Defcon — The Equalizer

Ryan Gooler
Ticketfly Tech: More Than Code
4 min readSep 13, 2016

A few weeks have passed since Defcon 24, and everyone’s been writing about robotic hands and automated hacking computers. Which, don’t get me wrong, is totally awesome, but not a lot of folks have mentioned what its like walking the floor in Vegas at this conference.

Through my years of going, I’ve had extremely varying experiences. I’ve gone as the noob, unknown to everyone. I made friends, stayed up till 2am playing Cards Against Humanity and working on a hacking challenge, and helped someone recover their compromised, wrecked laptop too.

Sometimes I’ve gone with coworkers, where I had a pack of people who I knew, and who knew me, and was able to roam around and bounce between different groups of brilliant folks.

Other times I’ve worn the coveted blue speaker badge, met the big names of the industry, and partied with them. I got to meet the goons and see behind the curtain of all the chaos that keeps everything running.

John McAfee and me at Defcon 23

This year, I roamed; met with friends that I only seem to meet at these conferences, caused some trouble, and used the time to recharge my creative, devious soul. I even taught some kids how to choose the right picks to use when attacking a lock.

With all that, I finally realized what keeps bringing me back:

Defcon, at its core, is not about technology. Its not about crime or deception… its about people being as creative as they possibly can be.

Defcon is about teaching, learning, making mistakes and meeting people. Pretty much everyone goes by first names or pseudonyms, and that is important, because when you strip the titles and the accolades from everyone and shove them in a room together… amazing things happen.

Want to learn a skill like soldering or forensics? Defcon is a great place to get started. You might get lucky and learn soldering from someone who built a hand out of a coffee maker. Perhaps you’ll learn how to wardrive from the guy who invented it. You might also meet a stranger that, it turns out, was one of the two people who almost disarmed the ‘bomb’ at the Tamper-Evident Village. If you’re open to it, the possibilities are endless!

A hand made from a toaster. (Source: https://twitter.com/mashable/status/766357981336305664)

When you’re done with that, grab someone and have lunch with them — even if you’ve never met before. Grab a bunch of folks and have a hacker family dinner. Everyone there is in one of three categories:

  • done something cool
  • doing something cool
  • going to do something cool

You might find a new hobby at lunch, and figure out major risks to your startup idea over a few beers by the pool in the evening.
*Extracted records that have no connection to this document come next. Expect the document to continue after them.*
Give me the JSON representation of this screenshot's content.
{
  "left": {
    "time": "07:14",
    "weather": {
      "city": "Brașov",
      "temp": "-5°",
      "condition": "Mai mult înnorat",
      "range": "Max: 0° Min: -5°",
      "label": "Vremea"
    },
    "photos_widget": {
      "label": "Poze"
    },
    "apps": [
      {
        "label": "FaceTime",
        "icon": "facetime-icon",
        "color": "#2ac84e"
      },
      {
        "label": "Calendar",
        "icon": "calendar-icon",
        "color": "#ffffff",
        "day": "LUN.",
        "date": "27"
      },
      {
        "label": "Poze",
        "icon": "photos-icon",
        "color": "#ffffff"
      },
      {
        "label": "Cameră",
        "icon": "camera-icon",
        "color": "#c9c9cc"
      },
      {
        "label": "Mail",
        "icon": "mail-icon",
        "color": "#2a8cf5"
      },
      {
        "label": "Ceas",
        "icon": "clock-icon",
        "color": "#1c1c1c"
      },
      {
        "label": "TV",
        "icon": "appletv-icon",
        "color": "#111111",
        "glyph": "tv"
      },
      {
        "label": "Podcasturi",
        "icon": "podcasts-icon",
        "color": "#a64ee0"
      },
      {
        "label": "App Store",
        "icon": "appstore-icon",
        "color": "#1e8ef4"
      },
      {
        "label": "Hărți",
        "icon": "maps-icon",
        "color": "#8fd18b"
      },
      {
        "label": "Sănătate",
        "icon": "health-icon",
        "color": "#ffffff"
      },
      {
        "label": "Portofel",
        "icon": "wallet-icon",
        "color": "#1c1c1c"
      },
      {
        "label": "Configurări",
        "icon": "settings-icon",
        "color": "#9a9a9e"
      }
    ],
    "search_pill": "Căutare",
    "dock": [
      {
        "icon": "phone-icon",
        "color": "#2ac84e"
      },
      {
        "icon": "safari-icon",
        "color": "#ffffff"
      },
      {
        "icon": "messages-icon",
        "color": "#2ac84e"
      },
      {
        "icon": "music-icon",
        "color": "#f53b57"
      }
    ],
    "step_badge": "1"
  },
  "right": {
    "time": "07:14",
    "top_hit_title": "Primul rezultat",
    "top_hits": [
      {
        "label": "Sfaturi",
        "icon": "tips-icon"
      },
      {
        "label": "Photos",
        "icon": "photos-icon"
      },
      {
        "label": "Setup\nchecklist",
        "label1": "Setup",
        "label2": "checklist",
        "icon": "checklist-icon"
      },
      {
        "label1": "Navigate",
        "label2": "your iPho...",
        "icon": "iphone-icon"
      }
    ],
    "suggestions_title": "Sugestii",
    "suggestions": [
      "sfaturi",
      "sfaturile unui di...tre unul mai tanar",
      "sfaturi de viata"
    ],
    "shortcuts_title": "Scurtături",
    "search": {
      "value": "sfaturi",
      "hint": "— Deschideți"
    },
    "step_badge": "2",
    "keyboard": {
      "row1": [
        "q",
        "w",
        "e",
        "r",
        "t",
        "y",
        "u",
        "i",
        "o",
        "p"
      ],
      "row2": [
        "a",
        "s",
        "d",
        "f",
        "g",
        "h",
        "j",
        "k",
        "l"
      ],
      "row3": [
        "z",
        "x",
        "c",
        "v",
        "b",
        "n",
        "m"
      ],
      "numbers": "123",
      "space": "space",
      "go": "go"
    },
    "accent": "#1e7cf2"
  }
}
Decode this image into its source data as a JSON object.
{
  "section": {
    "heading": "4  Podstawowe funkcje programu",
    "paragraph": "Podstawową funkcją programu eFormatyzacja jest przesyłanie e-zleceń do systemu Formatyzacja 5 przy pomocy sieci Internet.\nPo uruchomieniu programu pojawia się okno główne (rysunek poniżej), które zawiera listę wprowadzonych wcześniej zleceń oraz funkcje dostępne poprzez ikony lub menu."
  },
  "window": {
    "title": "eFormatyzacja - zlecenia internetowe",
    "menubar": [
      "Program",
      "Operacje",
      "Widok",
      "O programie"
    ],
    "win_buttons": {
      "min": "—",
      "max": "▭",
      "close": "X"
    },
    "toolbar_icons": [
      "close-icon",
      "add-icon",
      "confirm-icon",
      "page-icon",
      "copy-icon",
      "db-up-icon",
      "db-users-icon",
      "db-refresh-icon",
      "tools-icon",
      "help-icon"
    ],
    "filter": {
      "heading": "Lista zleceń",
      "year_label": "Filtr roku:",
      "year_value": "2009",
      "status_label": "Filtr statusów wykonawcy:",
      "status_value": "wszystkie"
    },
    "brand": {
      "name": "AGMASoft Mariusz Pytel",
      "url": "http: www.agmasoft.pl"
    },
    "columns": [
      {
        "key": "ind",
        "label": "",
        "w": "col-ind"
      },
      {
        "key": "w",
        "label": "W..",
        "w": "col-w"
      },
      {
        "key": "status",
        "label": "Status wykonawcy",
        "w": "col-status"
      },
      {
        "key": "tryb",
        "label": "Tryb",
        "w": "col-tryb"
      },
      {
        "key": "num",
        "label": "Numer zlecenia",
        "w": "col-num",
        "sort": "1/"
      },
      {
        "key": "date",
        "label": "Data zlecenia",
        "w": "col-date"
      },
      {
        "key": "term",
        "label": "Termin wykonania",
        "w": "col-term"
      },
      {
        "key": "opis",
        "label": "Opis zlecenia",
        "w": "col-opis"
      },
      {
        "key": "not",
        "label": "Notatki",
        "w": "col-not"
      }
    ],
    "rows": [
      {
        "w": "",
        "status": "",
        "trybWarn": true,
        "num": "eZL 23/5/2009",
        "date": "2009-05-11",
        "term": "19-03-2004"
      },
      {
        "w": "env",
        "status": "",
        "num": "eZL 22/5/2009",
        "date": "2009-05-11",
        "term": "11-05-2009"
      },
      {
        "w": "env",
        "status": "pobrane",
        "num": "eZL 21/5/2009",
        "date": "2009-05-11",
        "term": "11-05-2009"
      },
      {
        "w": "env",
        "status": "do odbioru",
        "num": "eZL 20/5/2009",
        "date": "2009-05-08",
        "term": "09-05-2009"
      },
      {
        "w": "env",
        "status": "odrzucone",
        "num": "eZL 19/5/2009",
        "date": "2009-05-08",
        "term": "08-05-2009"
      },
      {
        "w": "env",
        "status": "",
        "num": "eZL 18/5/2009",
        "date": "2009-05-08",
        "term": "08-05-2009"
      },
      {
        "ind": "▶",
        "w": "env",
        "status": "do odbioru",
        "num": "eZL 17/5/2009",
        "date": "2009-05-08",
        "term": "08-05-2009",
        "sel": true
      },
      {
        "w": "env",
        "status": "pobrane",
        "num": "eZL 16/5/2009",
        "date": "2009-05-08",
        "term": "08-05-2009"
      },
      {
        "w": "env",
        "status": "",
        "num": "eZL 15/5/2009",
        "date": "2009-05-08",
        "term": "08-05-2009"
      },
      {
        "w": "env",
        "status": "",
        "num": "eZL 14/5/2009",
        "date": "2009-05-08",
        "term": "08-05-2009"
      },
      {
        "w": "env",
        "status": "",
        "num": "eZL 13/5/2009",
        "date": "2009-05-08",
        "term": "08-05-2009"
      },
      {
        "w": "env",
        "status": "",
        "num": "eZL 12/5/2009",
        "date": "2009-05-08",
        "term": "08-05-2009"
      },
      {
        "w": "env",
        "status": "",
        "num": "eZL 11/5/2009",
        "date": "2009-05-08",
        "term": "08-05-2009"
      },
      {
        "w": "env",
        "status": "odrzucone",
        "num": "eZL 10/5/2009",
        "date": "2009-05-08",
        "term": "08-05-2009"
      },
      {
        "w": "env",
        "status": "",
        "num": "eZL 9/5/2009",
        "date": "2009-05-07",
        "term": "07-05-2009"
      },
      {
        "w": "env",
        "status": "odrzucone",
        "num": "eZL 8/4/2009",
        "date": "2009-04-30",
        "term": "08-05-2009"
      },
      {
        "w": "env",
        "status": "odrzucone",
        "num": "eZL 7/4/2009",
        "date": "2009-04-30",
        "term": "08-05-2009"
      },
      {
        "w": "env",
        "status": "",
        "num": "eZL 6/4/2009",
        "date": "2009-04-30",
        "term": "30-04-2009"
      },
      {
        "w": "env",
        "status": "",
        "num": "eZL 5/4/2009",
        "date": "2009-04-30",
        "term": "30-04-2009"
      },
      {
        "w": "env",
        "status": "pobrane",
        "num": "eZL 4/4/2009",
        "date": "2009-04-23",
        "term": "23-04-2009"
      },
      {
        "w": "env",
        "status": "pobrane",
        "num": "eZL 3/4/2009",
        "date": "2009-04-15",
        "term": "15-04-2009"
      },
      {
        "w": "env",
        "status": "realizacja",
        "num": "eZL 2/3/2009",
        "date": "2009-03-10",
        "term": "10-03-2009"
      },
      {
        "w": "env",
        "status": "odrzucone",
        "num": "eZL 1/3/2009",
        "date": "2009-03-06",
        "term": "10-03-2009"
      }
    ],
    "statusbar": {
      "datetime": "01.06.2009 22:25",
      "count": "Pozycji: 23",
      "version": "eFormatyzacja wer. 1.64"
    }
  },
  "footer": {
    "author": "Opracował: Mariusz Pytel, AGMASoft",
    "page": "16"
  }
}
You can attend a talk, and think “Hmm… well, what if…” You can meet someone with a cool idea — Such as @munin who is working on DNS Greylisting, and has source code that needs more love and tinkering. You might then get the idea of “Hey, what if I run this in AWS?” Go in, write up how to implement it on Amazon; maybe package it in a Docker container or an AMI. Just keep building.

Congratulations! You’re now doing something cool. Come to Defcon 25 and talk about what you made, what you found out, and what attacks you discovered and were able to handle.

Did you hear about the Cyber Grand Challenge? Its computers hacking computers and patching themselves in a contest this year. The third place team, Mechaphish, even managed to find and fix a bug the rest missed. Curious? The project is open source; go have fun and learn how it works, then break it a bit. Ping the creators on Twitter with questions — every hacker I’ve ever met is more than willing to help if you’re not just trying to get them to do things for you.

When you go around the conference, there are a lot of amazing people to meet; so go meet them. Simply start a conversation with “Hey, mind if I join you?” or “What is that thing?”. Then exchange handles (“Jeff” is as much of a handle as “DarkTangent”), hang out / grab a beer, and trade contact information; done and done. By chance you meet someone with blue hair and discover you don’t actually know anything about IPv6 in practice. Introduce yourself to the short woman riding a folding bike — that's probably Mouse, and she’s 100% cool in my book.

If you want to find someone interesting at Defcon, carry a few beers in your bag, find someone who’s not doing something at the moment, and offer them the beer. There’s an 80% chance they’ve got something interesting to talk about, and now they have incentive to sit down and share with you.

TL;DR Go to Defcon, meet cool people, HACK THE PLANET!